A tenth anniversary for any organisation is quite a milestone, and not least for UHMLG – University Health and Medical Librarians Group. I’m lucky to have been on the committee for the past year, and thoroughly enjoyed putting together this years programme with my colleagues.
All the slides from the event, and a bit more detail about the even are available on the UHMLG blog, so here’s some of what I considered my highlights/take-homes from the event.
Alison Day spoke about her leadership course. I thought she introduced a tremendous discussion topic, by asking us to have a super-speedy knowledge cafe on “what makes a good follower” – great to have the topic turned on its head, and a useful reminder that a good leader needn’t be in a management position. Nor does being in a management position automatically make you a leader – plenty to think about here.
There were several standout moments for me from Adam Young and Taryn Jackson’s talk about what primary school children are taught. The level of computational thinking that they encourage was fascinating, and perhaps needs to be taught retrospectively to those who’s primary school years are long behind them. Perhaps the whole concept of “process fixing”, or process mapping means at least some of these skills are ingrained already, but I don’t think it would do any harm for me to seek out some further training in this area.
Amy Icke gave me a light-bulb moment when she said that her secondary school students thought that books carried more weight (ahem!) than journal articles: that they didn’t really understand the difference, and considered “magazines” as being of less value. This prompted me to consider the starting point of the dissertation sessions we run for our undergraduate students – who’ve primarily only had book-based reading to do up till that point. We march in, talking about pubmed and searching, and referencing, but should maybe start from the point of “why should you be looking for articles as well as/instead of books?”, “what’s the difference?”, etc.
We also got a great example of how a lecturer has embraced a new way of teaching their students, when Tim Vincent introduced us to the way that one of the lecturer’s has completely transformed the way he delivers his teaching – by using interactive tools, by chunking up the presentations into shorter blocks, and using video. Tim included lots of different tools into his own presentation, and the possibilities are really exciting. I used Padlet recently to get feedback from a lecture hall full of students who were working in small groups, and I think it’s something I’ll be exploring more.

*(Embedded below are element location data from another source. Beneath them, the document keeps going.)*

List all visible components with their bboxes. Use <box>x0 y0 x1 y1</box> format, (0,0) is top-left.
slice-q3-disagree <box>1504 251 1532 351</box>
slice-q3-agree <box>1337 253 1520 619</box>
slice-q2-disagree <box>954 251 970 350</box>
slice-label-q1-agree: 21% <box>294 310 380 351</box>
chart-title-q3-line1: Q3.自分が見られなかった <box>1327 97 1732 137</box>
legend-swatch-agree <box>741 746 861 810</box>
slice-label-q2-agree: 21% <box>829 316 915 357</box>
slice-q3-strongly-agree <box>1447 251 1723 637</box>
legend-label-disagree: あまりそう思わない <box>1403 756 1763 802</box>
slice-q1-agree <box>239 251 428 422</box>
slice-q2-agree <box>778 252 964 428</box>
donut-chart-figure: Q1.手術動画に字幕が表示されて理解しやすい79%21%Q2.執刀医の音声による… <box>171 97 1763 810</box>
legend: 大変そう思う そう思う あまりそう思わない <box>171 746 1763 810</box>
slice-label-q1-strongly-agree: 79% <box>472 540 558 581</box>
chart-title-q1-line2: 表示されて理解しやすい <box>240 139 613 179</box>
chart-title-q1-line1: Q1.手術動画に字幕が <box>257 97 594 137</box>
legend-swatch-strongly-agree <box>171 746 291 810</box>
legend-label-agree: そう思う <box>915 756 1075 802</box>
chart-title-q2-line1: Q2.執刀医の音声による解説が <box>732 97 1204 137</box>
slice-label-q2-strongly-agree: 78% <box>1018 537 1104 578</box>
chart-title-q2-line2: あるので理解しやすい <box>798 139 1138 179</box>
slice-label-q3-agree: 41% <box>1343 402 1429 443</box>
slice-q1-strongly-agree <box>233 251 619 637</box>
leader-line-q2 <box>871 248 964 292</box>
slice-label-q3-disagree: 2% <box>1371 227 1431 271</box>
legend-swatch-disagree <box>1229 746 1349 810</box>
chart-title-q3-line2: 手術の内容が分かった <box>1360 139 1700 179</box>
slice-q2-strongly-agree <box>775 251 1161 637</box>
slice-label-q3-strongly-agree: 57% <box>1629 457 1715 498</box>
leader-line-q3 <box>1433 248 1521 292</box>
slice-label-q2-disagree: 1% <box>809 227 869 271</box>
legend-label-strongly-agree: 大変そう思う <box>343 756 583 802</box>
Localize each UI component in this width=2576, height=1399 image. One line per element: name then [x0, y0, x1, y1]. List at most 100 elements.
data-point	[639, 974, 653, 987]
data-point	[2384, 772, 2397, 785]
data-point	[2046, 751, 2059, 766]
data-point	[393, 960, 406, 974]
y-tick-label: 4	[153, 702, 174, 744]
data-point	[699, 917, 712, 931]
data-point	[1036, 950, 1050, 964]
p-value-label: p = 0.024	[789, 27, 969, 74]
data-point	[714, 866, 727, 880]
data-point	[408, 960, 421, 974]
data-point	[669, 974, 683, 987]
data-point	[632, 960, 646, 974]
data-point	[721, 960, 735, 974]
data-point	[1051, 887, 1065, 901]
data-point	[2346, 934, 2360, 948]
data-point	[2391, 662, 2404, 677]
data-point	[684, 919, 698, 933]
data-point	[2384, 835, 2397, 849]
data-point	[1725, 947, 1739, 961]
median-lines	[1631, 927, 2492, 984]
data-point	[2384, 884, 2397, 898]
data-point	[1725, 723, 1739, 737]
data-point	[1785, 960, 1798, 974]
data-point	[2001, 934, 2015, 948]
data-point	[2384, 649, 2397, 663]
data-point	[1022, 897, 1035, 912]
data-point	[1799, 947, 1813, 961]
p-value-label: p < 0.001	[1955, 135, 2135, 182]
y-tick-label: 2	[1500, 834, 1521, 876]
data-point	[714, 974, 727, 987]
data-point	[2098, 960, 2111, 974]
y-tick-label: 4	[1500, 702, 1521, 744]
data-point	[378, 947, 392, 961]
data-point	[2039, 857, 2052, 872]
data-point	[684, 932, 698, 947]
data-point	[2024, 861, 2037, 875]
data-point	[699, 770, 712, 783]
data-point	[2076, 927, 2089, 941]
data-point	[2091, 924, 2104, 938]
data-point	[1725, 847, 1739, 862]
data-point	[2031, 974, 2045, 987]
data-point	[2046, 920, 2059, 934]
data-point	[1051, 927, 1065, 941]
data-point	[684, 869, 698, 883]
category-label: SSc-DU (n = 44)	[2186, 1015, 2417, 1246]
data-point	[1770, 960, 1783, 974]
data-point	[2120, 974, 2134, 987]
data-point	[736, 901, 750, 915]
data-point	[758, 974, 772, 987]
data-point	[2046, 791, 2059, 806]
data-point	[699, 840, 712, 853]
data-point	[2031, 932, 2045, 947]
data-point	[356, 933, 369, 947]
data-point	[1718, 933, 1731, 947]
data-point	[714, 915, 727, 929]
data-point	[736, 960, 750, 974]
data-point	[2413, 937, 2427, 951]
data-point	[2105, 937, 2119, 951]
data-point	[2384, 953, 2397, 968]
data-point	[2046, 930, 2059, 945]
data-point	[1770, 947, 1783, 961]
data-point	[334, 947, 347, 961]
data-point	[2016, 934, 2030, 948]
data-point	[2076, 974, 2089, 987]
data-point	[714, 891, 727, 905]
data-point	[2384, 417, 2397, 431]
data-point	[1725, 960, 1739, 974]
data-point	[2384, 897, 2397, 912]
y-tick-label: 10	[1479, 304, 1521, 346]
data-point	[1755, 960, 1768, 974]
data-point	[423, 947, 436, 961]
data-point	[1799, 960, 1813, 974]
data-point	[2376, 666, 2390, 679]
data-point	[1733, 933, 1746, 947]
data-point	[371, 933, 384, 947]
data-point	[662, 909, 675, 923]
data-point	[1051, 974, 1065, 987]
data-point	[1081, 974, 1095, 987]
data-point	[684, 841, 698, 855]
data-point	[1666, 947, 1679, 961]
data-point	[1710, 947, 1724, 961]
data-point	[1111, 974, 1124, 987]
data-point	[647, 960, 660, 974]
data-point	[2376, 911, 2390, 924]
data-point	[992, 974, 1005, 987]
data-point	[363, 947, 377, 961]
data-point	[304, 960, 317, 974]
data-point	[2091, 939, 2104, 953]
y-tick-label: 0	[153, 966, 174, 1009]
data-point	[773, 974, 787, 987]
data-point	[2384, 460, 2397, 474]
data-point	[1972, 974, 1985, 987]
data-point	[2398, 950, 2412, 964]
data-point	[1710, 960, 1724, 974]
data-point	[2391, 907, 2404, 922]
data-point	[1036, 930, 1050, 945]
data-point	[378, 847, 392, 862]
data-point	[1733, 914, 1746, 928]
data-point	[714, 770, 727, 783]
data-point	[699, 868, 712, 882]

Tim also pointed us to a short video that I think should be compulsory for all presenters – 5 Things Every Presenter Needs To Know About People
Do watch it, it’s a really useful reminder of stuff we know, but sometimes don’t put into practice.
Finally, I was really excited by our first “peer assist” – well at least a version of this knowledge management technique. I asked everyone to bring along a challenge that they were facing (anonymised to protect the innocent), and then shared them out to get the hive mind to suggest solutions. While we’ve not shared this on the UHMLG blog, the collected problems and proposed solutions were shared amongst all attendees, and I found it fascinating as a process. This knowledge management malarky is actually pretty useful!
There was plenty more I could say, but mostly I’d say join us! If you’re a health / medical librarian working in HE in the UK, please join us. We have a spring forum: 23rd March 2018, and a summer residential event, and together with the email discussion list, they’re all great ways of getting together with HE colleagues to discuss common problems and topics that are interesting to us all.
It’s free to join, and I’ve got a lot from all the events I’ve attended, as well as from the (continuing) experience of being on the committee with a great bunch of colleagues. Happy birthday to us!
Hope to see you at the next UHMLG event.